The U.S. plan to invest more power in local and regional officials would favor warlords such as Gov. Atta Mohammad Noor. In his northern province, he commands great respect -- and fear.
Reporting from Mazar-I-Sharif, Afghanistan — The supplicants had come from all over the north of Afghanistan. Bowing as they made their way to the front of the ornate reception room, they bent one by one to kiss the hand of power.
Gov. Atta Mohammad Noor, the bushy beard of his days as a rough-hewn mujahedin commander long since replaced by fashionable stubble, had the satisfied look of a man receiving his due.
Atta, whom some critics call the personification of Afghanistan's deeply entrenched warlord culture, represents a quandary for the nations that supply the country with tens of thousands of troops and billions of dollars in aid.
The United States and its allies are considering ways to skirt the corruption-tainted central government and invest local and provincial officials with more authority.
But in many parts of the country, such a strategy would augment the influence of other warlords such as Atta, many of whom carved out personal fiefdoms while rising to prominence in the long battle against the Soviet Union, the country's bloody civil war, and the push to topple the Taliban.
Among his constituents in Balkh province, Atta commands equal measures of fear and respect. People tend to glance around surreptitiously when asked about him; when they speak, it is in lowered tones, often referring to him as ustad -- teacher, or master.
Technically, Atta serves at the pleasure of President Hamid Karzai, who, as he embarks on a second term in office, is in the process of deciding which of the country's 34 governors will keep their jobs.
But few here believe that the beleaguered Afghan leader, although under international and domestic pressure to sever ties with warlords, would dare to move against Atta.
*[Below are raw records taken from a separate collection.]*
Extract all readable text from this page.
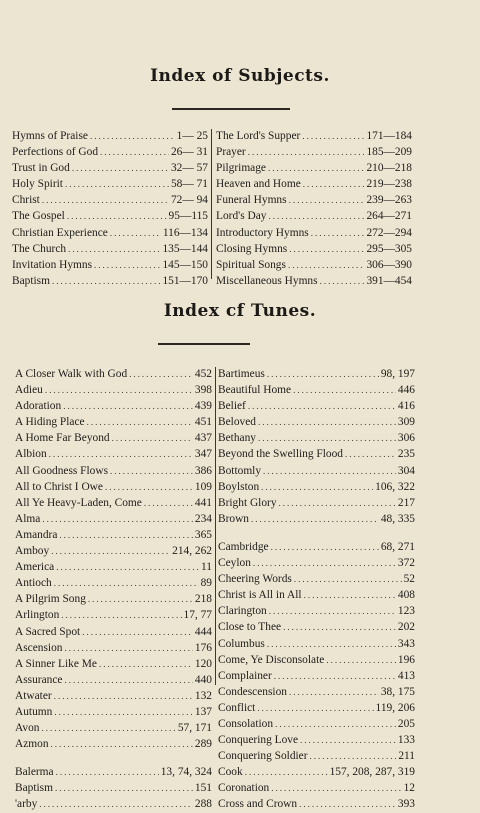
Index of Subjects.
Hymns of Praise .....	1— 25
Perfections of God .....	26— 31
Trust in God .....	32— 57
Holy Spirit .....	58— 71
Christ .....	72— 94
The Gospel .....	95—115
Christian Experience .....	116—134
The Church .....	135—144
Invitation Hymns .....	145—150
Baptism .....	151—170
The Lord's Supper .....	171—184
Prayer .....	185—209
Pilgrimage .....	210—218
Heaven and Home .....	219—238
Funeral Hymns .....	239—263
Lord's Day .....	264—271
Introductory Hymns .....	272—294
Closing Hymns .....	295—305
Spiritual Songs .....	306—390
Miscellaneous Hymns .....	391—454
Index cf Tunes.
A Closer Walk with God .....	452
Adieu .....	398
Adoration .....	439
A Hiding Place .....	451
A Home Far Beyond .....	437
Albion .....	347
All Goodness Flows .....	386
All to Christ I Owe .....	109
All Ye Heavy-Laden, Come .....	441
Alma .....	234
Amandra .....	365
Amboy .....	214, 262
America .....	11
Antioch .....	89
A Pilgrim Song .....	218
Arlington .....	17, 77
A Sacred Spot .....	444
Ascension .....	176
A Sinner Like Me .....	120
Assurance .....	440
Atwater .....	132
Autumn .....	137
Avon .....	57, 171
Azmon .....	289
Balerma .....	13, 74, 324
Baptism .....	151
'arby .....	288
Bartimeus .....	98, 197
Beautiful Home .....	446
Belief .....	416
Beloved .....	309
Bethany .....	306
Beyond the Swelling Flood .....	235
Bottomly .....	304
Boylston .....	106, 322
Bright Glory .....	217
Brown .....	48, 335
Cambridge .....	68, 271
Ceylon .....	372
Cheering Words .....	52
Christ is All in All .....	408
Clarington .....	123
Close to Thee .....	202
Columbus .....	343
Come, Ye Disconsolate .....	196
Complainer .....	413
Condescension .....	38, 175
Conflict .....	119, 206
Consolation .....	205
Conquering Love .....	133
Conquering Soldier .....	211
Cook .....	157, 208, 287, 319
Coronation .....	12
Cross and Crown .....	393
"It is I who will decide whether to stay on or not," the governor said, a faint smile playing across his face. "In the past, this government was already weak. It is even weaker now."
Over the summer, Atta openly defied Karzai by coming out in favor of his main rival for the presidency, former Foreign Minister Abdullah Abdullah, a fellow ethnic Tajik and onetime comrade-in-arms in the Northern Alliance.
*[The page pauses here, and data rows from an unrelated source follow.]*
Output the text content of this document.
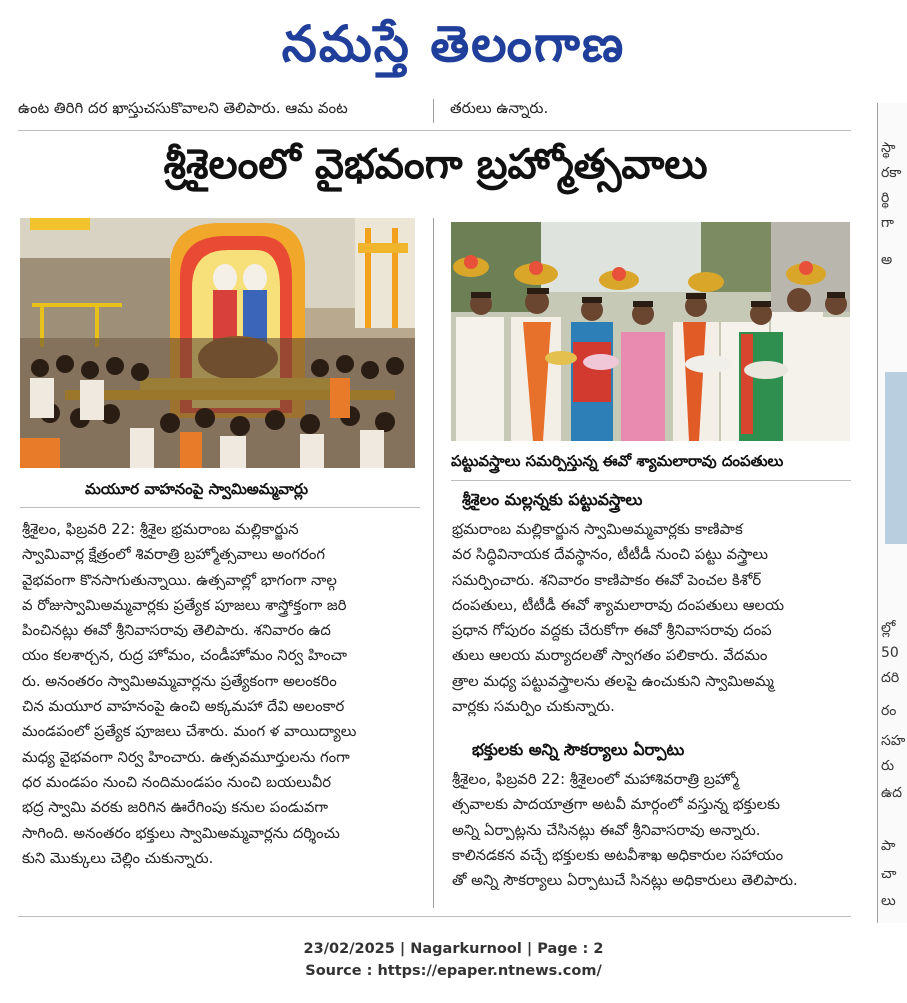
నమస్తే తెలంగాణ
ఉంట తిరిగి దర ఖాస్తుచసుకొవాలని తెలిపారు. ఆమ వంట	తరులు ఉన్నారు.
శ్రీశైలంలో వైభవంగా బ్రహ్మోత్సవాలు
మయూర వాహనంపై స్వామిఅమ్మవార్లు
పట్టువస్త్రాలు సమర్పిస్తున్న ఈవో శ్యామలారావు దంపతులు
శ్రీశైలం, ఫిబ్రవరి 22: శ్రీశైల భ్రమరాంబ మల్లికార్జున
స్వామివార్ల క్షేత్రంలో శివరాత్రి బ్రహ్మోత్సవాలు అంగరంగ
వైభవంగా కొనసాగుతున్నాయి. ఉత్సవాల్లో భాగంగా నాల్గ
వ రోజుస్వామిఅమ్మవార్లకు ప్రత్యేక పూజలు శాస్త్రోక్తంగా జరి
పించినట్లు ఈవో శ్రీనివాసరావు తెలిపారు. శనివారం ఉద
యం కలశార్చన, రుద్ర హోమం, చండీహోమం నిర్వ హించా
రు. అనంతరం స్వామిఅమ్మవార్లను ప్రత్యేకంగా అలంకరిం
చిన మయూర వాహనంపై ఉంచి అక్కమహా దేవి అలంకార
మండపంలో ప్రత్యేక పూజలు చేశారు. మంగ ళ వాయిద్యాలు
మధ్య వైభవంగా నిర్వ హించారు. ఉత్సవమూర్తులను గంగా
ధర మండపం నుంచి నందిమండపం నుంచి బయలువీర
భద్ర స్వామి వరకు జరిగిన ఊరేగింపు కనుల పండువగా
సాగింది. అనంతరం భక్తులు స్వామిఅమ్మవార్లను దర్శించు
కుని మొక్కులు చెల్లిం చుకున్నారు.
శ్రీశైలం మల్లన్నకు పట్టువస్త్రాలు
భ్రమరాంబ మల్లికార్జున స్వామిఅమ్మవార్లకు కాణిపాక
వర సిద్ధివినాయక దేవస్థానం, టీటీడీ నుంచి పట్టు వస్త్రాలు
సమర్పించారు. శనివారం కాణిపాకం ఈవో పెంచల కిశోర్
దంపతులు, టీటీడీ ఈవో శ్యామలారావు దంపతులు ఆలయ
ప్రధాన గోపురం వద్దకు చేరుకోగా ఈవో శ్రీనివాసరావు దంప
తులు ఆలయ మర్యాదలతో స్వాగతం పలికారు. వేదమం
త్రాల మధ్య పట్టువస్త్రాలను తలపై ఉంచుకుని స్వామిఅమ్మ
వార్లకు సమర్పిం చుకున్నారు.
భక్తులకు అన్ని సౌకర్యాలు ఏర్పాటు
శ్రీశైలం, ఫిబ్రవరి 22: శ్రీశైలంలో మహాశివరాత్రి బ్రహ్మో
త్సవాలకు పాదయాత్రగా అటవీ మార్గంలో వస్తున్న భక్తులకు
అన్ని ఏర్పాట్లను చేసినట్లు ఈవో శ్రీనివాసరావు అన్నారు.
కాలినడకన వచ్చే భక్తులకు అటవీశాఖ అధికారుల సహాయం
తో అన్ని సౌకర్యాలు ఏర్పాటుచే సినట్లు అధికారులు తెలిపారు.
స్థా
రకా
ర్థి
గా
అ
ల్లో
50
దరి
రం
సహ
రు
ఉద
పా
చా
లు
23/02/2025 | Nagarkurnool | Page : 2
Source : https://epaper.ntnews.com/
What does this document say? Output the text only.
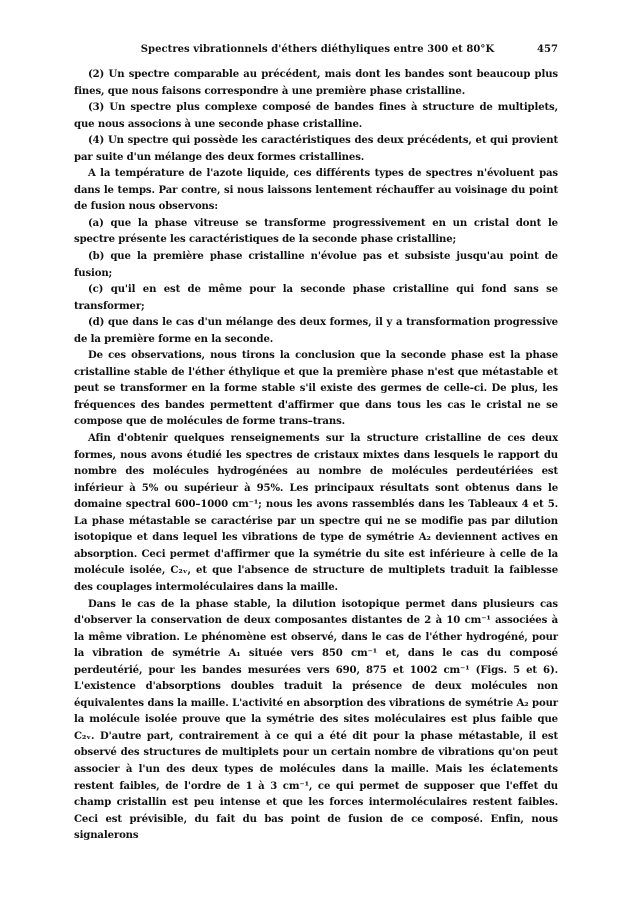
Spectres vibrationnels d'éthers diéthyliques entre 300 et 80°K	457

(2) Un spectre comparable au précédent, mais dont les bandes sont beaucoup plus fines, que nous faisons correspondre à une première phase cristalline.

(3) Un spectre plus complexe composé de bandes fines à structure de multiplets, que nous associons à une seconde phase cristalline.

(4) Un spectre qui possède les caractéristiques des deux précédents, et qui provient par suite d'un mélange des deux formes cristallines.

A la température de l'azote liquide, ces différents types de spectres n'évoluent pas dans le temps. Par contre, si nous laissons lentement réchauffer au voisinage du point de fusion nous observons:

(a) que la phase vitreuse se transforme progressivement en un cristal dont le spectre présente les caractéristiques de la seconde phase cristalline;

(b) que la première phase cristalline n'évolue pas et subsiste jusqu'au point de fusion;

(c) qu'il en est de même pour la seconde phase cristalline qui fond sans se transformer;

(d) que dans le cas d'un mélange des deux formes, il y a transformation progressive de la première forme en la seconde.

De ces observations, nous tirons la conclusion que la seconde phase est la phase cristalline stable de l'éther éthylique et que la première phase n'est que métastable et peut se transformer en la forme stable s'il existe des germes de celle-ci. De plus, les fréquences des bandes permettent d'affirmer que dans tous les cas le cristal ne se compose que de molécules de forme trans–trans.

Afin d'obtenir quelques renseignements sur la structure cristalline de ces deux formes, nous avons étudié les spectres de cristaux mixtes dans lesquels le rapport du nombre des molécules hydrogénées au nombre de molécules perdeutériées est inférieur à 5% ou supérieur à 95%. Les principaux résultats sont obtenus dans le domaine spectral 600–1000 cm⁻¹; nous les avons rassemblés dans les Tableaux 4 et 5. La phase métastable se caractérise par un spectre qui ne se modifie pas par dilution isotopique et dans lequel les vibrations de type de symétrie A₂ deviennent actives en absorption. Ceci permet d'affirmer que la symétrie du site est inférieure à celle de la molécule isolée, C₂ᵥ, et que l'absence de structure de multiplets traduit la faiblesse des couplages intermoléculaires dans la maille.

Dans le cas de la phase stable, la dilution isotopique permet dans plusieurs cas d'observer la conservation de deux composantes distantes de 2 à 10 cm⁻¹ associées à la même vibration. Le phénomène est observé, dans le cas de l'éther hydrogéné, pour la vibration de symétrie A₁ située vers 850 cm⁻¹ et, dans le cas du composé perdeutérié, pour les bandes mesurées vers 690, 875 et 1002 cm⁻¹ (Figs. 5 et 6). L'existence d'absorptions doubles traduit la présence de deux molécules non équivalentes dans la maille. L'activité en absorption des vibrations de symétrie A₂ pour la molécule isolée prouve que la symétrie des sites moléculaires est plus faible que C₂ᵥ. D'autre part, contrairement à ce qui a été dit pour la phase métastable, il est observé des structures de multiplets pour un certain nombre de vibrations qu'on peut associer à l'un des deux types de molécules dans la maille. Mais les éclatements restent faibles, de l'ordre de 1 à 3 cm⁻¹, ce qui permet de supposer que l'effet du champ cristallin est peu intense et que les forces intermoléculaires restent faibles. Ceci est prévisible, du fait du bas point de fusion de ce composé. Enfin, nous signalerons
Even now, three months after Karzai was declared the winner of the clouded balloting, giant billboards of Atta and Abdullah still loom over the main thoroughfares of Mazar-i-Sharif, the provincial capital.
It is in the streets of Mazar, named for the sprawling blue-tiled shrine at its heart, that Atta's power is most acutely felt. Much of the city's prime real estate is in the hands of companies he owns or controls.
But it is also evident that his iron-fisted rule has brought certain benefits. The province is one of the most well-off and orderly in all Afghanistan, and it is nearly Taliban-free, with poppy cultivation all but quashed in recent years. Mazar is probably the safest of the country's large cities, only rarely hit by suicide bombings or even street crime.
As for Karzai, his ability to distance himself from warlord figures such as Atta is still very much in question. He chose two -- Mohammed Fahim and Karim Khalili -- as his vice presidents, who will serve for five years.
Atta, who is thought to be in his 40s, will probably be a long-term complicating factor on his home turf whether or not he remains governor. His power base, said analyst Nasim Bahman of Maulana University in Mazar, includes "people who can destabilize things in an organized manner, if they choose."